As it happened, their ‘cinema’ projections were very successful, and they didn’t bother with the Kinora. A few years later they passed on the idea to Gaumont, who marketed it in France around 1900, with approximately 100 reels available (subjects by Lumiere and others).

Around 1902, versions of the viewer were launched in Britain and it eventually became successful; over a dozen different models of the viewer were made, and something like 600 different reels were available. The apparatus was cheap, easy to use, and non-flammable. A studio was set up to take private motion portraits in London, and eventually home movie cameras (using unperforated paper negatives) were sold. The Kinora allowed the middle classes to see motion pictures at home, before it was socially acceptable to visit the cinema.

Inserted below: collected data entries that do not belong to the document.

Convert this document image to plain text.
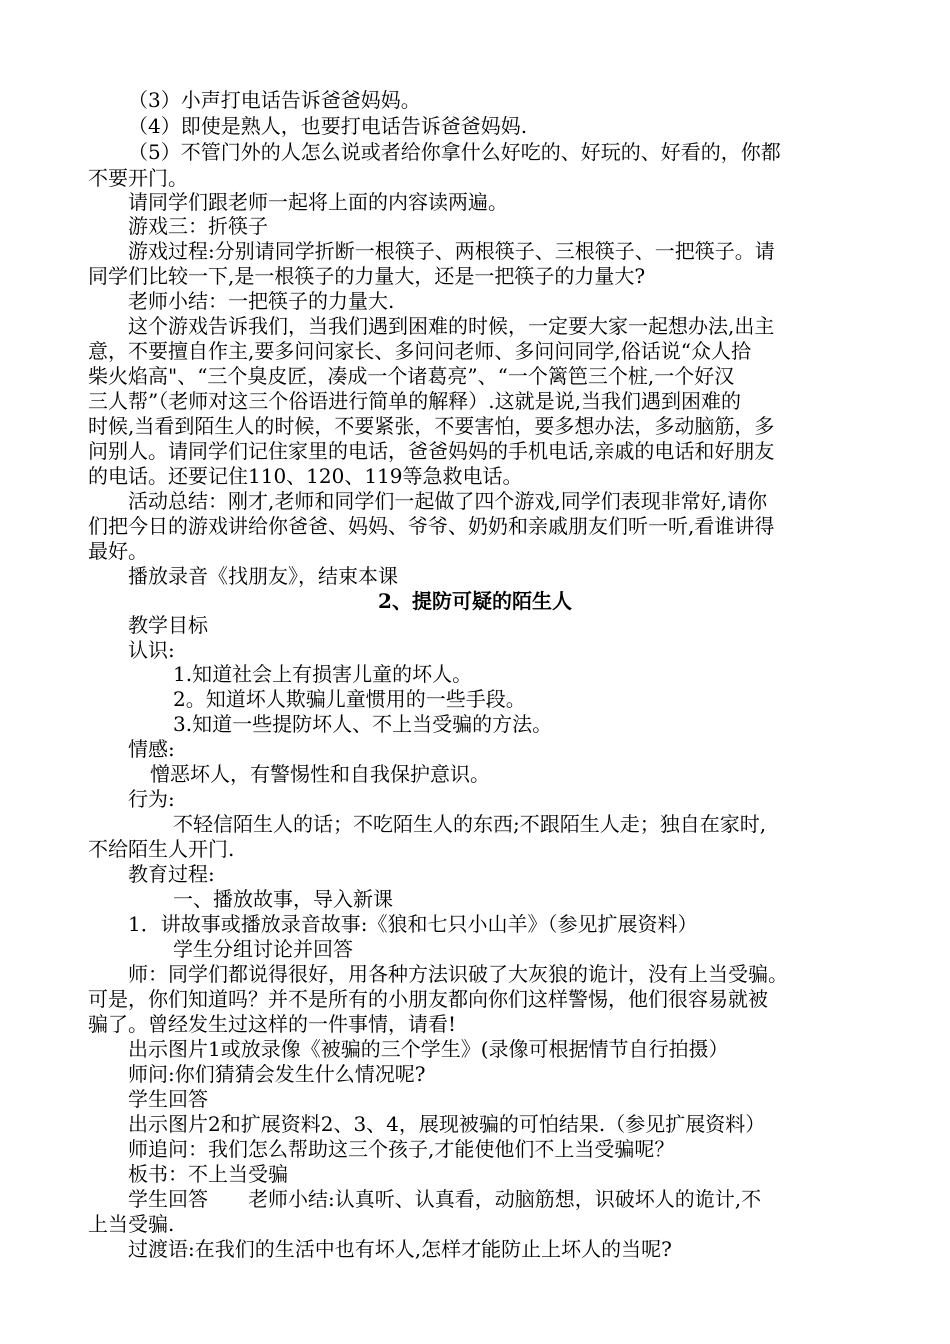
（3）小声打电话告诉爸爸妈妈。
（4）即使是熟人，也要打电话告诉爸爸妈妈.
（5）不管门外的人怎么说或者给你拿什么好吃的、好玩的、好看的，你都
不要开门。
请同学们跟老师一起将上面的内容读两遍。
游戏三：折筷子
游戏过程:分别请同学折断一根筷子、两根筷子、三根筷子、一把筷子。请
同学们比较一下,是一根筷子的力量大，还是一把筷子的力量大?
老师小结：一把筷子的力量大.
这个游戏告诉我们，当我们遇到困难的时候，一定要大家一起想办法,出主
意，不要擅自作主,要多问问家长、多问问老师、多问问同学,俗话说“众人拾
柴火焰高"、“三个臭皮匠，凑成一个诸葛亮”、“一个篱笆三个桩,一个好汉
三人帮”（老师对这三个俗语进行简单的解释）.这就是说,当我们遇到困难的
时候,当看到陌生人的时候，不要紧张，不要害怕，要多想办法，多动脑筋，多
问别人。请同学们记住家里的电话，爸爸妈妈的手机电话,亲戚的电话和好朋友
的电话。还要记住110、120、119等急救电话。
活动总结：刚才,老师和同学们一起做了四个游戏,同学们表现非常好,请你
们把今日的游戏讲给你爸爸、妈妈、爷爷、奶奶和亲戚朋友们听一听,看谁讲得
最好。
播放录音《找朋友》，结束本课
2、提防可疑的陌生人
教学目标
认识:
1.知道社会上有损害儿童的坏人。
2。知道坏人欺骗儿童惯用的一些手段。
3.知道一些提防坏人、不上当受骗的方法。
情感:
憎恶坏人，有警惕性和自我保护意识。
行为:
不轻信陌生人的话；不吃陌生人的东西;不跟陌生人走；独自在家时,
不给陌生人开门.
教育过程:
一、播放故事，导入新课
1．讲故事或播放录音故事:《狼和七只小山羊》（参见扩展资料）
学生分组讨论并回答
师：同学们都说得很好，用各种方法识破了大灰狼的诡计，没有上当受骗。
可是，你们知道吗？并不是所有的小朋友都向你们这样警惕，他们很容易就被
骗了。曾经发生过这样的一件事情，请看!
出示图片1或放录像《被骗的三个学生》(录像可根据情节自行拍摄）
师问:你们猜猜会发生什么情况呢?
学生回答
出示图片2和扩展资料2、3、4，展现被骗的可怕结果.（参见扩展资料）
师追问：我们怎么帮助这三个孩子,才能使他们不上当受骗呢？
板书：不上当受骗
学生回答　　老师小结:认真听、认真看，动脑筋想，识破坏人的诡计,不
上当受骗.
过渡语:在我们的生活中也有坏人,怎样才能防止上坏人的当呢?
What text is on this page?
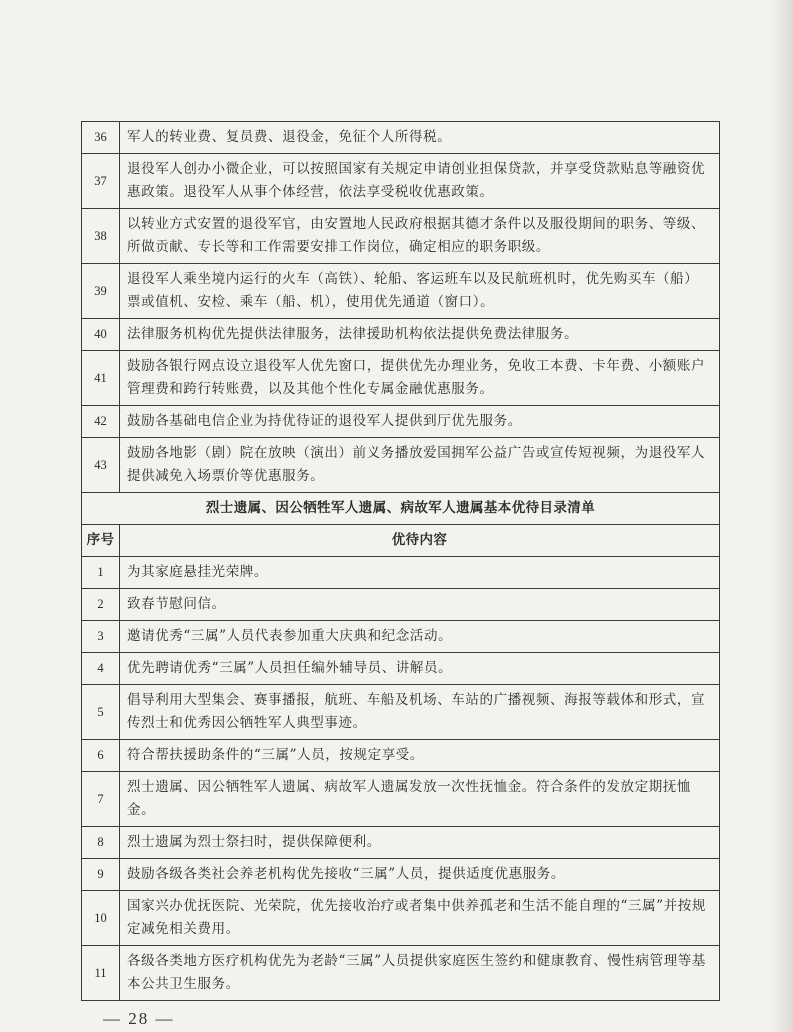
36	军人的转业费、复员费、退役金，免征个人所得税。
37	退役军人创办小微企业，可以按照国家有关规定申请创业担保贷款，并享受贷款贴息等融资优惠政策。退役军人从事个体经营，依法享受税收优惠政策。
38	以转业方式安置的退役军官，由安置地人民政府根据其德才条件以及服役期间的职务、等级、所做贡献、专长等和工作需要安排工作岗位，确定相应的职务职级。
39	退役军人乘坐境内运行的火车（高铁）、轮船、客运班车以及民航班机时，优先购买车（船）票或值机、安检、乘车（船、机），使用优先通道（窗口）。
40	法律服务机构优先提供法律服务，法律援助机构依法提供免费法律服务。
41	鼓励各银行网点设立退役军人优先窗口，提供优先办理业务，免收工本费、卡年费、小额账户管理费和跨行转账费，以及其他个性化专属金融优惠服务。
42	鼓励各基础电信企业为持优待证的退役军人提供到厅优先服务。
43	鼓励各地影（剧）院在放映（演出）前义务播放爱国拥军公益广告或宣传短视频，为退役军人提供减免入场票价等优惠服务。
烈士遗属、因公牺牲军人遗属、病故军人遗属基本优待目录清单	
序号	优待内容
1	为其家庭悬挂光荣牌。
2	致春节慰问信。
3	邀请优秀“三属”人员代表参加重大庆典和纪念活动。
4	优先聘请优秀“三属”人员担任编外辅导员、讲解员。
5	倡导利用大型集会、赛事播报，航班、车船及机场、车站的广播视频、海报等载体和形式，宣传烈士和优秀因公牺牲军人典型事迹。
6	符合帮扶援助条件的“三属”人员，按规定享受。
7	烈士遗属、因公牺牲军人遗属、病故军人遗属发放一次性抚恤金。符合条件的发放定期抚恤金。
8	烈士遗属为烈士祭扫时，提供保障便利。
9	鼓励各级各类社会养老机构优先接收“三属”人员，提供适度优惠服务。
10	国家兴办优抚医院、光荣院，优先接收治疗或者集中供养孤老和生活不能自理的“三属”并按规定减免相关费用。
11	各级各类地方医疗机构优先为老龄“三属”人员提供家庭医生签约和健康教育、慢性病管理等基本公共卫生服务。
— 28 —
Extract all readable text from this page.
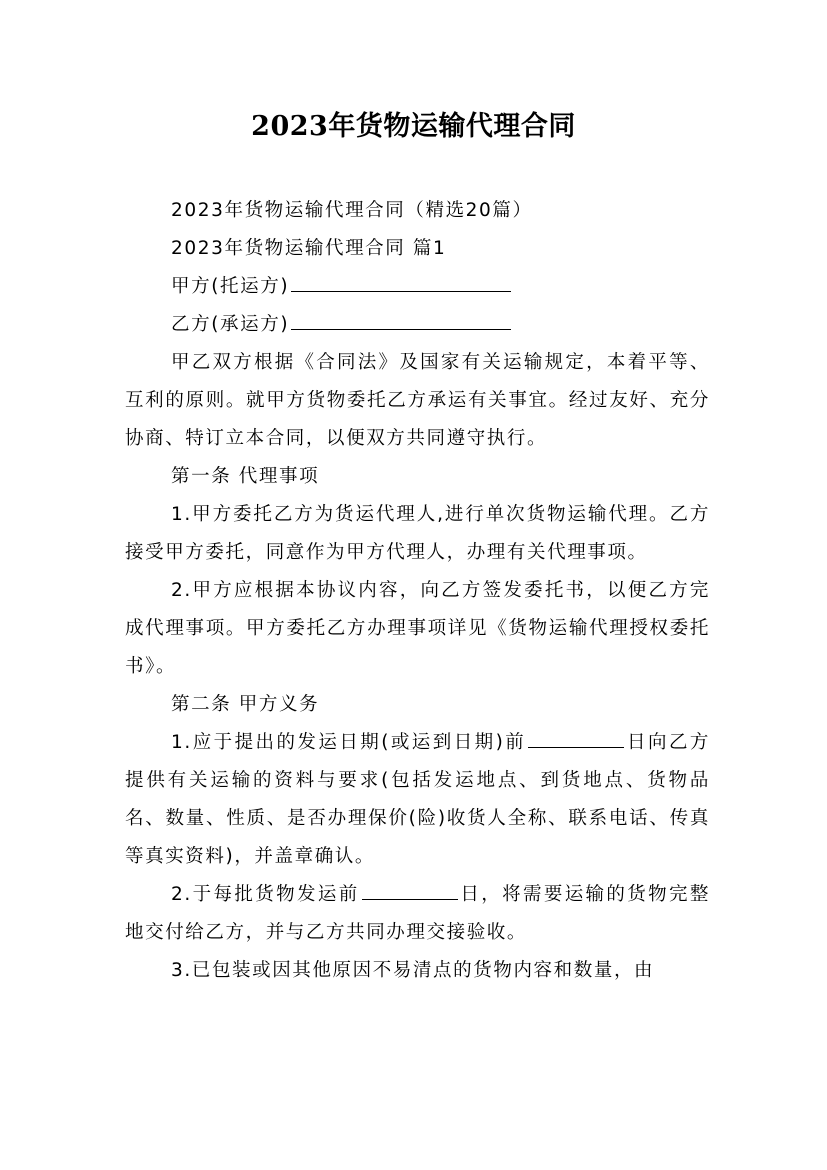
2023年货物运输代理合同

2023年货物运输代理合同（精选20篇）

2023年货物运输代理合同 篇1

甲方(托运方)

乙方(承运方)

甲乙双方根据《合同法》及国家有关运输规定，本着平等、互利的原则。就甲方货物委托乙方承运有关事宜。经过友好、充分协商、特订立本合同，以便双方共同遵守执行。

第一条 代理事项

1.甲方委托乙方为货运代理人,进行单次货物运输代理。乙方接受甲方委托，同意作为甲方代理人，办理有关代理事项。

2.甲方应根据本协议内容，向乙方签发委托书，以便乙方完成代理事项。甲方委托乙方办理事项详见《货物运输代理授权委托书》。

第二条 甲方义务

1.应于提出的发运日期(或运到日期)前	日向乙方提供有关运输的资料与要求(包括发运地点、到货地点、货物品名、数量、性质、是否办理保价(险)收货人全称、联系电话、传真等真实资料)，并盖章确认。

2.于每批货物发运前	日，将需要运输的货物完整地交付给乙方，并与乙方共同办理交接验收。

3.已包装或因其他原因不易清点的货物内容和数量，由
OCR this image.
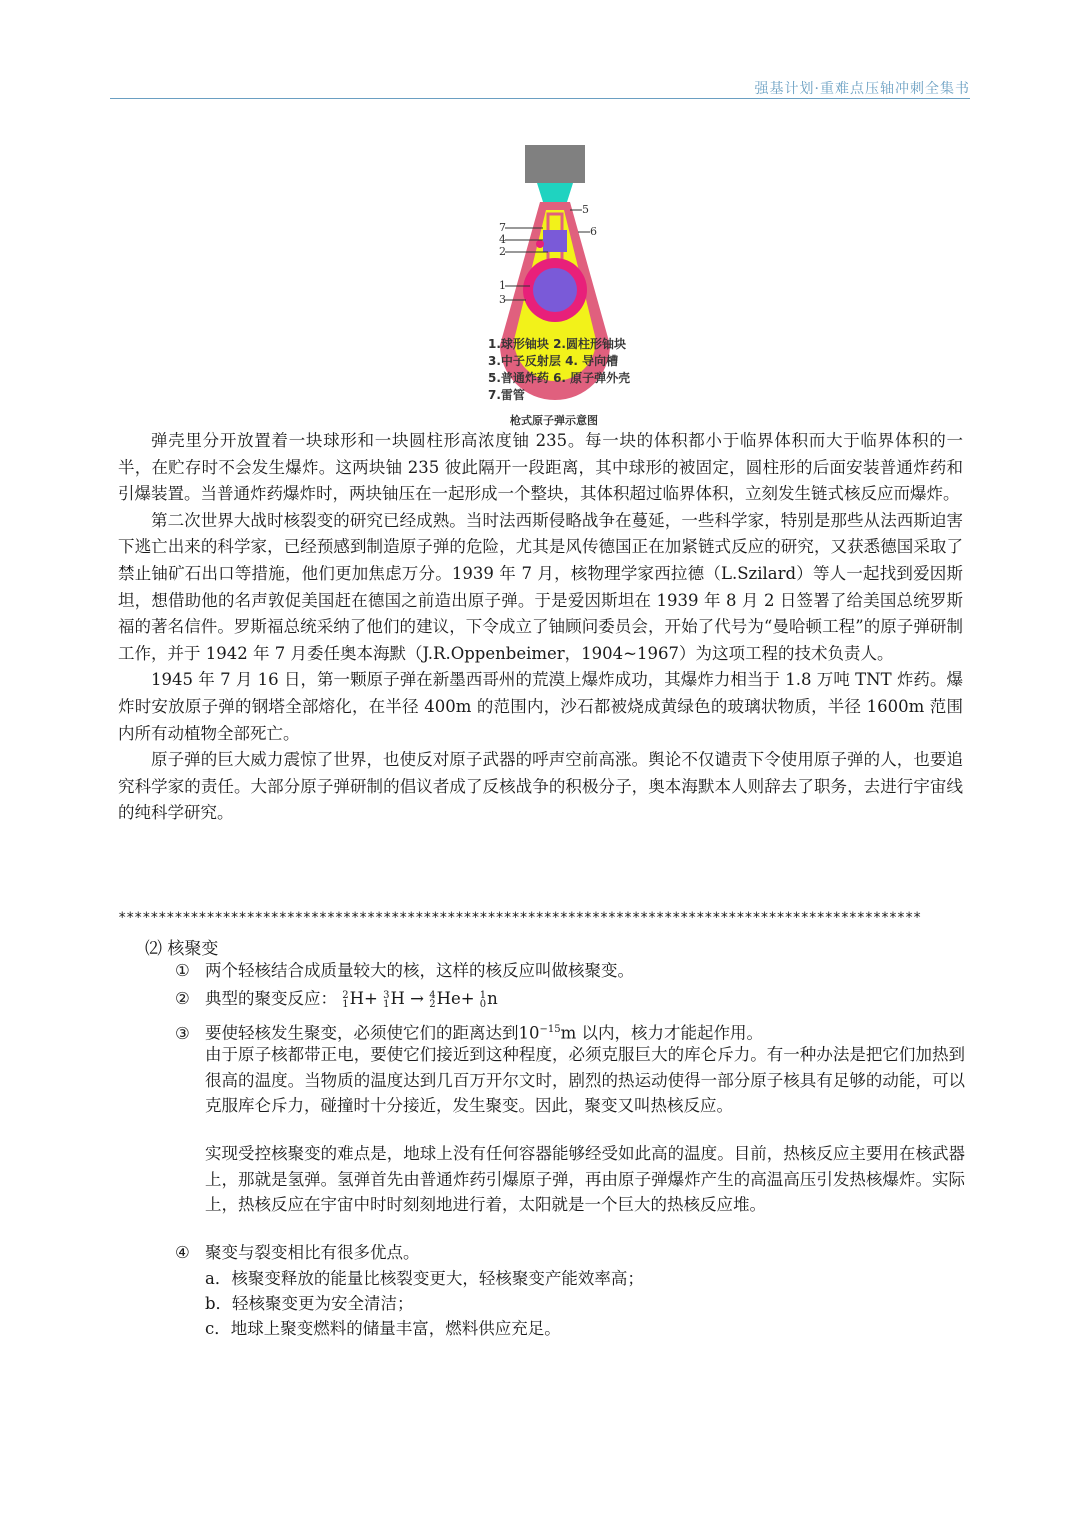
强基计划·重难点压轴冲刺全集书
7
4
2
1
3
5
6
1.球形铀块 2.圆柱形铀块
3.中子反射层 4. 导向槽
5.普通炸药 6. 原子弹外壳
7.雷管
枪式原子弹示意图

弹壳里分开放置着一块球形和一块圆柱形高浓度铀 235。每一块的体积都小于临界体积而大于临界体积的一半，在贮存时不会发生爆炸。这两块铀 235 彼此隔开一段距离，其中球形的被固定，圆柱形的后面安装普通炸药和引爆装置。当普通炸药爆炸时，两块铀压在一起形成一个整块，其体积超过临界体积，立刻发生链式核反应而爆炸。

第二次世界大战时核裂变的研究已经成熟。当时法西斯侵略战争在蔓延，一些科学家，特别是那些从法西斯迫害下逃亡出来的科学家，已经预感到制造原子弹的危险，尤其是风传德国正在加紧链式反应的研究，又获悉德国采取了禁止铀矿石出口等措施，他们更加焦虑万分。1939 年 7 月，核物理学家西拉德（L.Szilard）等人一起找到爱因斯坦，想借助他的名声敦促美国赶在德国之前造出原子弹。于是爱因斯坦在 1939 年 8 月 2 日签署了给美国总统罗斯福的著名信件。罗斯福总统采纳了他们的建议，下令成立了铀顾问委员会，开始了代号为“曼哈顿工程”的原子弹研制工作，并于 1942 年 7 月委任奥本海默（J.R.Oppenbeimer，1904~1967）为这项工程的技术负责人。

1945 年 7 月 16 日，第一颗原子弹在新墨西哥州的荒漠上爆炸成功，其爆炸力相当于 1.8 万吨 TNT 炸药。爆炸时安放原子弹的钢塔全部熔化，在半径 400m 的范围内，沙石都被烧成黄绿色的玻璃状物质，半径 1600m 范围内所有动植物全部死亡。

原子弹的巨大威力震惊了世界，也使反对原子武器的呼声空前高涨。舆论不仅谴责下令使用原子弹的人，也要追究科学家的责任。大部分原子弹研制的倡议者成了反核战争的积极分子，奥本海默本人则辞去了职务，去进行宇宙线的纯科学研究。

****************************************************************************************************
⑵ 核聚变
① 两个轻核结合成质量较大的核，这样的核反应叫做核聚变。
② 典型的聚变反应： 2
1 H+ 3
1 H → 4
2 He+ 1
0 n
③ 要使轻核发生聚变，必须使它们的距离达到$10^{-15}m$ 以内，核力才能起作用。
由于原子核都带正电，要使它们接近到这种程度，必须克服巨大的库仑斥力。有一种办法是把它们加热到很高的温度。当物质的温度达到几百万开尔文时，剧烈的热运动使得一部分原子核具有足够的动能，可以克服库仑斥力，碰撞时十分接近，发生聚变。因此，聚变又叫热核反应。
实现受控核聚变的难点是，地球上没有任何容器能够经受如此高的温度。目前，热核反应主要用在核武器上，那就是氢弹。氢弹首先由普通炸药引爆原子弹，再由原子弹爆炸产生的高温高压引发热核爆炸。实际上，热核反应在宇宙中时时刻刻地进行着，太阳就是一个巨大的热核反应堆。
④ 聚变与裂变相比有很多优点。
a．核聚变释放的能量比核裂变更大，轻核聚变产能效率高；
b．轻核聚变更为安全清洁；
c．地球上聚变燃料的储量丰富，燃料供应充足。
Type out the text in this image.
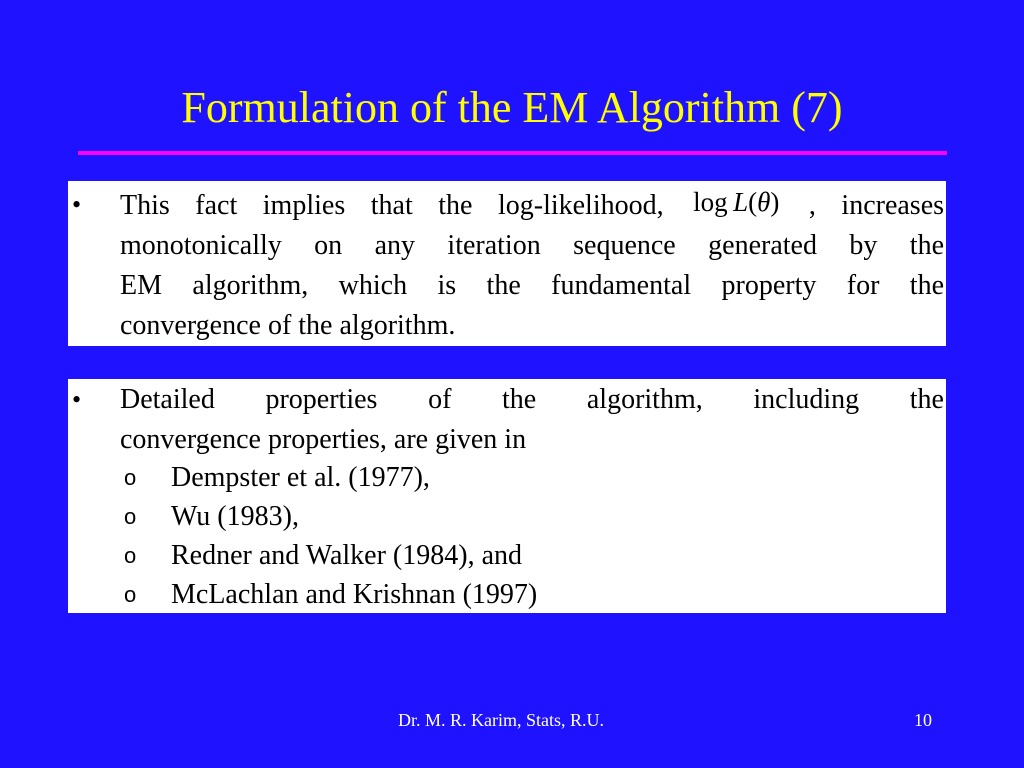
Formulation of the EM Algorithm (7)
• This fact implies that the log-likelihood, log  L(θ) , increases
monotonically on any iteration sequence generated by the
EM algorithm, which is the fundamental property for the
convergence of the algorithm.
• Detailed properties of the algorithm, including the
convergence properties, are given in
o Dempster et al. (1977),
o Wu (1983),
o Redner and Walker (1984), and
o McLachlan and Krishnan (1997)
Dr. M. R. Karim, Stats, R.U.	10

In 1914, the factory burnt down and the system died. The number of surviving machines and reels indicate the popularity of the Kinora in Europe for around 15 years before World War One, and yet there is no public consciousness of this medium at all. Viewing a reel in one of these machines is extraordinary, the mechanism is so simple it is almost non-existent, and yet the result is the same as watching an ordinary movie or miniature TV.